Но в ногу шла со своим добрым, хорошим, великодушным временем.

Счастлив тот артист, — литератор, живописец, актёр, — в котором время его отразится, как небо отражается в спокойной воде.

Кто отразит в себе всё небо его времени, — днём со всей его лазурью, ночью со всеми его звёздами.

Национальной святыней пребудет такой художник, и критика, даже справедливая, не посмеет коснуться его и омрачить светлое шествие его жизни.

Имя его превратится в легенду.

И ослеплённый зритель будет спрашивать себя:

— Где же здесь кончается легенда и начинается, наконец, истина? Видел ли я лучезарное видение, или мне померещилось?

Сознаюсь.

Задал себе этот вопрос и я.

Я шёл в театр, — в Малый театр! — всегда с заранее обдуманным намерением:

— Ермолова будет играть так, как может играть только Ермолова.
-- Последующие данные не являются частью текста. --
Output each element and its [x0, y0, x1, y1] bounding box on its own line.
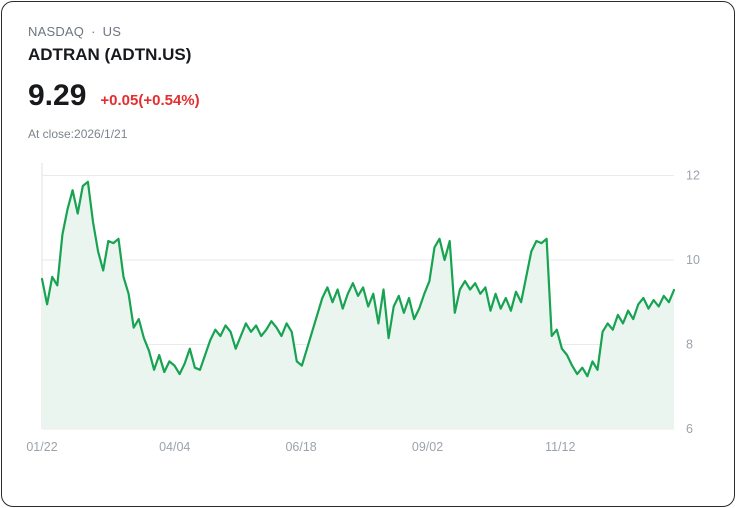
last-price: 9.29 — [28, 79, 87, 112]
price-chart[interactable]: 6 8 10 12 01/22 04/04 06/18 09/02 11/12 — [2, 155, 734, 465]
svg-text:01/22: 01/22 — [26, 440, 57, 454]
svg-text:04/04: 04/04 — [159, 440, 190, 454]
svg-text:10: 10 — [686, 253, 700, 267]
region-label: US — [102, 24, 122, 39]
quote-header: NASDAQ · US ADTRAN (ADTN.US) 9.29 +0.05(… — [2, 2, 734, 141]
svg-text:11/12: 11/12 — [545, 440, 575, 454]
price-chart-svg[interactable]: 6 8 10 12 01/22 04/04 06/18 09/02 11/12 — [22, 155, 722, 465]
exchange-label: NASDAQ — [28, 24, 85, 39]
price-row: 9.29 +0.05(+0.54%) — [28, 81, 708, 111]
exchange-row: NASDAQ · US — [28, 24, 708, 39]
svg-text:09/02: 09/02 — [412, 440, 443, 454]
dot-separator-icon: · — [91, 24, 96, 39]
stock-title: ADTRAN (ADTN.US) — [28, 45, 192, 64]
svg-text:12: 12 — [686, 169, 700, 183]
at-close-label: At close:2026/1/21 — [28, 127, 128, 141]
price-change: +0.05(+0.54%) — [100, 92, 200, 109]
svg-text:06/18: 06/18 — [285, 440, 316, 454]
svg-text:8: 8 — [686, 338, 693, 352]
svg-text:6: 6 — [686, 422, 693, 436]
Взглянуть в лицо артистке, как равный равному, я никогда не смел.

Где ж тут кончается легенда и начинается истина?

Лет 5—6 я не был в Москве и Малом театре и, приехав, попал на «Кина».

В бенефис премьера.

И Кин был плох, и плоха Анна Дэмби, и даже суфлёру Соломону, которому всегда аплодируют за то, что он очень хороший человек, никто не аплодировал.

Лениво ползло время.

Скучно было мне, где-то в последних рядах, с афишей в кармане, и надобности не было спросить у капельдинера бинокль.

Сидел и старался думать о чём-нибудь другом.
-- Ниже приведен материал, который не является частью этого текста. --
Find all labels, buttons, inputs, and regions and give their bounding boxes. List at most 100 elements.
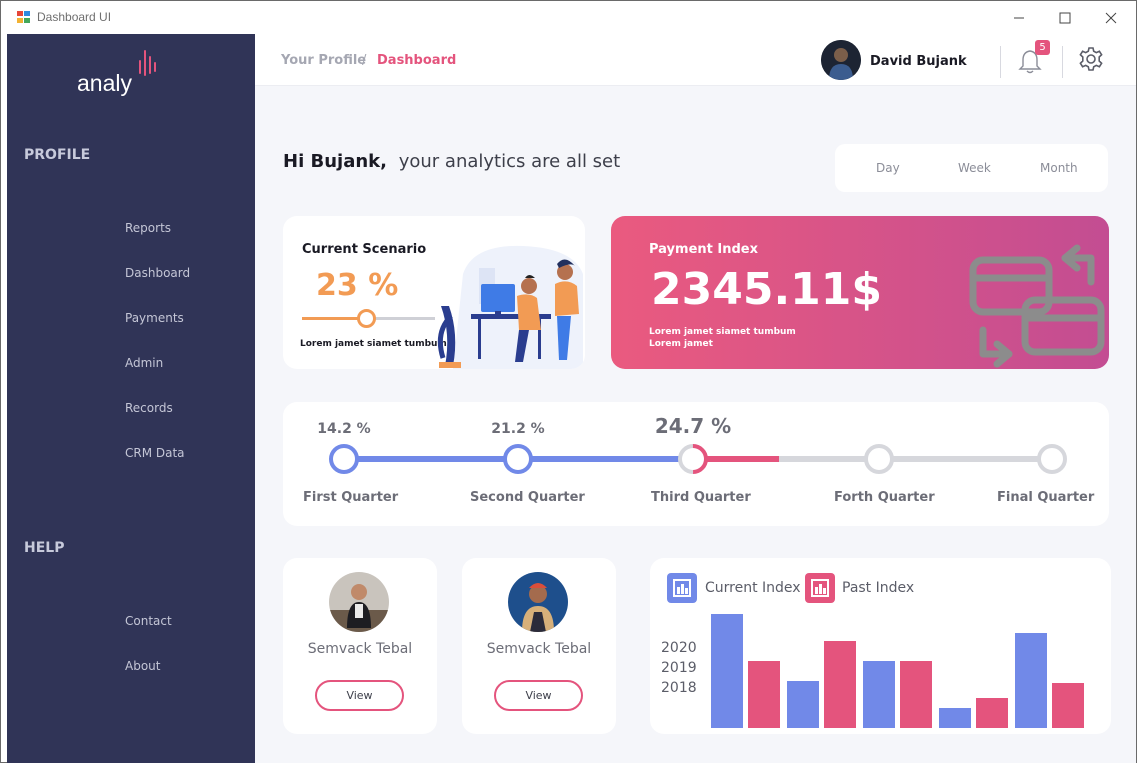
past-index-bar <box>900 661 932 728</box>
minimize-icon <box>1014 17 1024 18</box>
quarter-node[interactable] <box>1037 444 1067 474</box>
breadcrumb-separator: / <box>362 53 367 68</box>
nav-item-dashboard[interactable]: Dashboard <box>125 266 191 280</box>
quarter-label: Second Quarter <box>470 490 585 505</box>
nav-item-reports[interactable]: Reports <box>125 221 172 235</box>
person-name: Semvack Tebal <box>486 641 592 657</box>
scenario-description: Lorem jamet siamet tumbum <box>300 339 447 349</box>
settings-button[interactable] <box>1077 45 1105 73</box>
title-bar: Dashboard UI <box>1 1 1136 34</box>
view-button[interactable]: View <box>315 680 404 711</box>
scenario-value: 23 % <box>316 268 399 303</box>
person-card: Semvack Tebal View <box>462 558 616 734</box>
window-title: Dashboard UI <box>37 10 112 24</box>
nav-item-contact[interactable]: Contact <box>125 614 172 628</box>
current-index-bar <box>787 681 819 728</box>
help-heading: HELP <box>24 540 65 556</box>
progress-line-segment <box>879 456 1052 462</box>
bar-chart-icon <box>811 579 829 597</box>
period-selector: Day Week Month <box>835 144 1108 192</box>
quarter-node[interactable] <box>329 444 359 474</box>
progress-line-segment <box>779 456 879 462</box>
bell-icon <box>1018 50 1042 74</box>
nav-item-crm-data[interactable]: CRM Data <box>125 446 185 460</box>
person-name: Semvack Tebal <box>307 641 413 657</box>
gear-icon <box>1079 47 1103 71</box>
user-name[interactable]: David Bujank <box>870 54 967 69</box>
greeting-message: your analytics are all set <box>398 151 621 172</box>
current-index-legend: Current Index <box>705 580 801 596</box>
person-photo-image <box>329 572 389 632</box>
past-index-bar <box>976 698 1008 728</box>
past-index-legend-icon <box>805 573 835 603</box>
quarter-percent: 24.7 % <box>654 414 732 438</box>
close-icon <box>1105 12 1117 23</box>
breadcrumb-dashboard: Dashboard <box>377 53 457 68</box>
payment-index-card: Payment Index 2345.11$ Lorem jamet siame… <box>611 216 1109 369</box>
card-exchange-icon <box>969 244 1105 368</box>
nav-item-admin[interactable]: Admin <box>125 356 164 370</box>
nav-item-payments[interactable]: Payments <box>125 311 184 325</box>
maximize-icon <box>1059 12 1071 23</box>
nav-item-about[interactable]: About <box>125 659 161 673</box>
quarter-percent: 14.2 % <box>317 421 371 437</box>
header-divider <box>1000 46 1001 78</box>
person-photo <box>508 572 568 632</box>
header-divider <box>1062 46 1063 78</box>
payment-description-2: Lorem jamet <box>649 339 713 349</box>
avatar-photo <box>821 40 861 80</box>
scenario-slider[interactable] <box>302 309 435 328</box>
payment-title: Payment Index <box>649 242 758 257</box>
nav-item-records[interactable]: Records <box>125 401 173 415</box>
past-index-bar <box>748 661 780 728</box>
progress-line-segment <box>693 456 779 462</box>
past-index-legend: Past Index <box>842 580 915 596</box>
current-index-legend-icon <box>667 573 697 603</box>
year-label: 2019 <box>661 660 697 676</box>
notifications-button[interactable] <box>1015 46 1045 76</box>
current-index-bar <box>1015 633 1047 728</box>
index-chart-card: Current Index Past Index 2020 2019 2018 <box>650 558 1111 734</box>
year-label: 2020 <box>661 640 697 656</box>
tab-day[interactable]: Day <box>876 161 900 175</box>
scenario-slider-handle[interactable] <box>356 309 376 328</box>
view-button[interactable]: View <box>494 680 583 711</box>
profile-heading: PROFILE <box>24 147 91 163</box>
maximize-button[interactable] <box>1042 1 1088 34</box>
current-index-bar <box>939 708 971 728</box>
greeting: Hi Bujank, your analytics are all set <box>283 151 620 172</box>
logo-text: analy <box>77 70 132 96</box>
app-icon <box>17 11 31 24</box>
minimize-button[interactable] <box>996 1 1042 34</box>
tab-week[interactable]: Week <box>958 161 991 175</box>
breadcrumb-your-profile[interactable]: Your Profile <box>281 53 367 68</box>
quarter-label: Forth Quarter <box>834 490 935 505</box>
quarter-label: First Quarter <box>303 490 399 505</box>
quarter-node[interactable] <box>671 437 715 481</box>
current-scenario-card: Current Scenario 23 % Lorem jamet siamet… <box>283 216 585 369</box>
main-content: Your Profile / Dashboard David Bujank 5 <box>255 34 1136 763</box>
office-illustration <box>437 245 583 369</box>
quarter-label: Third Quarter <box>651 490 751 505</box>
progress-line-segment <box>518 456 693 462</box>
quarter-node[interactable] <box>503 444 533 474</box>
payment-description-1: Lorem jamet siamet tumbum <box>649 327 796 337</box>
current-index-bar <box>711 614 743 728</box>
scenario-title: Current Scenario <box>302 242 427 257</box>
payment-value: 2345.11$ <box>651 264 883 315</box>
top-header: Your Profile / Dashboard David Bujank 5 <box>255 34 1136 86</box>
past-index-bar <box>824 641 856 728</box>
person-photo-image <box>508 572 568 632</box>
quarter-percent: 21.2 % <box>491 421 545 437</box>
close-button[interactable] <box>1088 1 1134 34</box>
sidebar: analy PROFILE Reports Dashboard Payments… <box>7 34 255 763</box>
year-label: 2018 <box>661 680 697 696</box>
bar-chart-icon <box>673 579 691 597</box>
notification-badge: 5 <box>1035 40 1050 55</box>
quarter-progress-card: 14.2 % First Quarter 21.2 % Second Quarter 2… <box>283 402 1109 526</box>
user-avatar[interactable] <box>821 40 861 80</box>
person-card: Semvack Tebal View <box>283 558 437 734</box>
tab-month[interactable]: Month <box>1040 161 1078 175</box>
quarter-node[interactable] <box>864 444 894 474</box>
quarter-label: Final Quarter <box>997 490 1095 505</box>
Вместо традиционного отрывка из «Гамлета», в «сцене на сцене», шёл отрывок из «Ричарда III».

Вынесли гроб. Вышла вдова.

Какая-нибудь маленькая актриска, как всегда.

Хорошая фигура. Костюм. Лица не видно.

Слово… второе… третье…

— Ишь, маленькая, старается! Всерьёз!

Первая фраза, вторая, третья.

Что такое?

Среди Воробьёвых гор вырастает Монблан?

И так как я рецензент, то сердце моё моментально преисполнилось злостью.

— Как? Пигмеи! Карлики! Такой талант держать на выходах? Кто это? Как её фамилия?

Я достал афишу.

Взглянул.

И чуть на весь театр не крикнул:

— Дурак!

«Ермолова».

Мог ли я думать, предполагать, что из любезности к товарищу М. Н. Ермолова, сама М. Н. Ермолова, возьмёт на себя «роль выходной актрисы», явится в «сцене на сцене» произнести 5—6 фраз!

Так я однажды взглянул прямо в лицо божеству.

Узнал, что и без всякой легенды Ермолова великая артистка.

Вот какие глупые приключения бывают на свете, и как им бываешь благодарен.

Примечания править

  1. лат. Nostra culpa. — Наша вина. Прим. ред.
  2. М. Н. Ермолова была замужем за известным адвокатом, покойным Н. П. Шубинским, впоследствии депутатом-октябристом. А. К.